“Os Lusíadas” em Crioulo

“Os Lusíadas” em Crioulo

Viagem de Vasco da Gama à Índia: 8 de Julho de 1497 a 20 de Maio de 1498

AUTOR: BRITO SEMEDO publicado na “Esquina do Tempo

Tradução em Crioulo, variante da ilha de Santo Antão, do Canto 5.º, Estâncias VIII e IX, d’ Os Lusíadas, datada de 1898, de autoria de um dos mais ilustres filhos dessa ilha, o Cónego A. da Costa Teixeira, que foi editor do Almanach Luso-Africano (S. Nicolau, 1895 e 1899) e da revista literária A Esperança (S. Nicolau, 1901) e autor da 1.ª cartilha caboverdiana: Cartilha Normal Portuguesa (Porto-Cabo Verde, 1902), destinado ao “Ensino primário completo“.

O texto está datado de 5 de Maio de 1898 e assinado com a indicação do autor ser “Caboverdiano”:

VIII

Depôs que nô passá quês îa Canária,

Q’otr’óra ês dá nôme de Furt’náde,      

Nó’ntrá tá navegá lá pa quês ága

Quês térra onde mute maravia nôve

Nosse navi de guêrra j’andá t’oiá:

Lá nô ribá c’um vintim favoréve

Pa nô t’mésse na quês térra mantmente.

IX

Nòs antrá na pôrte d’un d’aquês îa,

Q’tmá nôme d’aquêll guerrente’Sam Thiágue,

Sánte q’ajdá mute naçom spanhòl

Fazê n’aquês geste môr mute strágue

D’êi, q’ande soprá um vintim de Nôrte,

Nô torná t’má noss’camim socégáde

Na mêi d’aquêll mar, e assim nô bá d’xande

Quell’terra, onde nô ochá refrésque sabe.

 Cónego A. da Costa Teixeira, “Chegada ás Ilhas de Cabo-Verde”, Revista Portuguesa Colonial e Marítima, Lisboa, 1º Ano, 2º Semestre, 1897-1898, p. 566.
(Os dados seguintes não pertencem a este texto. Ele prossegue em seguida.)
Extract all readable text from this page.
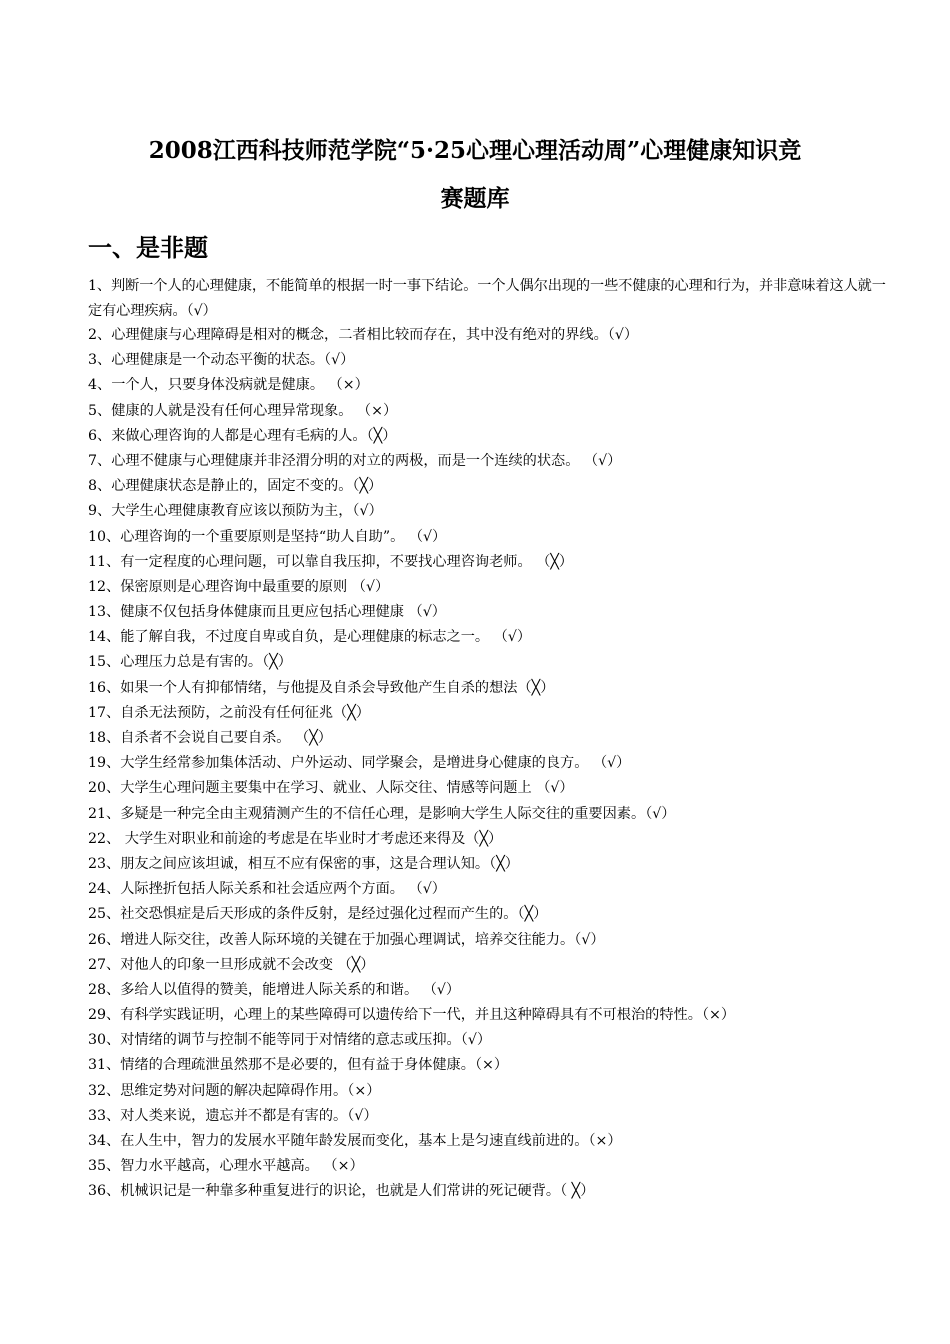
2008江西科技师范学院“5·25心理心理活动周”心理健康知识竞
赛题库
一、是非题
1、判断一个人的心理健康，不能简单的根据一时一事下结论。一个人偶尔出现的一些不健康的心理和行为，并非意味着这人就一定有心理疾病。（√）
2、心理健康与心理障碍是相对的概念，二者相比较而存在，其中没有绝对的界线。（√）
3、心理健康是一个动态平衡的状态。（√）
4、一个人，只要身体没病就是健康。 （×）
5、健康的人就是没有任何心理异常现象。 （×）
6、来做心理咨询的人都是心理有毛病的人。（╳）
7、心理不健康与心理健康并非泾渭分明的对立的两极，而是一个连续的状态。 （√）
8、心理健康状态是静止的，固定不变的。（╳）
9、大学生心理健康教育应该以预防为主，（√）
10、心理咨询的一个重要原则是坚持“助人自助”。 （√）
11、有一定程度的心理问题，可以靠自我压抑，不要找心理咨询老师。 （╳）
12、保密原则是心理咨询中最重要的原则 （√）
13、健康不仅包括身体健康而且更应包括心理健康 （√）
14、能了解自我，不过度自卑或自负，是心理健康的标志之一。 （√）
15、心理压力总是有害的。（╳）
16、如果一个人有抑郁情绪，与他提及自杀会导致他产生自杀的想法（╳）
17、自杀无法预防，之前没有任何征兆（╳）
18、自杀者不会说自己要自杀。 （╳）
19、大学生经常参加集体活动、户外运动、同学聚会，是增进身心健康的良方。 （√）
20、大学生心理问题主要集中在学习、就业、人际交往、情感等问题上 （√）
21、多疑是一种完全由主观猜测产生的不信任心理，是影响大学生人际交往的重要因素。（√）
22、 大学生对职业和前途的考虑是在毕业时才考虑还来得及（╳）
23、朋友之间应该坦诚，相互不应有保密的事，这是合理认知。（╳）
24、人际挫折包括人际关系和社会适应两个方面。 （√）
25、社交恐惧症是后天形成的条件反射，是经过强化过程而产生的。（╳）
26、增进人际交往，改善人际环境的关键在于加强心理调试，培养交往能力。（√）
27、对他人的印象一旦形成就不会改变 （╳）
28、多给人以值得的赞美，能增进人际关系的和谐。 （√）
29、有科学实践证明，心理上的某些障碍可以遗传给下一代，并且这种障碍具有不可根治的特性。（×）
30、对情绪的调节与控制不能等同于对情绪的意志或压抑。（√）
31、情绪的合理疏泄虽然那不是必要的，但有益于身体健康。（×）
32、思维定势对问题的解决起障碍作用。（×）
33、对人类来说，遗忘并不都是有害的。（√）
34、在人生中，智力的发展水平随年龄发展而变化，基本上是匀速直线前进的。（×）
35、智力水平越高，心理水平越高。 （×）
36、机械识记是一种靠多种重复进行的识论，也就是人们常讲的死记硬背。（ ╳）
Foto Arquivo Histórico Nacional (IAHN), Praia


Canto V

Estância VII

Passamos o limite aonde chega

O Sol, que para o Norte os carros guia,

Onde jazem os povos a quem nega

O filho de Climene a cor do dia.

Aqui gentes estranhas lava e rega

Do negro Sanagá a corrente fria,

Onde o Cabo Arsinário o nome perde,

Chamando-se dos nossos Cabo Verde.

Estância VIII

Passadas tendo já as Canárias ilhas,

Que tiveram por nome Fortunadas,

Entramos, navegando, pelas filhas

Do velho Hespério, Hespérides chamadas;

Terras por onde novas maravilhas

Andaram vendo já nossas armadas.

Ali tomamos porto com bom vento,

Por tomarmos da terra mantimento

Estância IX

Aquela ilha apartamos, que tomou

O nome do guerreiro Santiago,

Santo que os Espanhóis tanto ajudou

A fazerem nos Mouros bravo estrago.

Daqui, tanto que Bóreas nos ventou,

Tornamos a cortar o imenso lago

Do salgado Oceano, e assim deixamos

A terra onde o refresco doce achamos.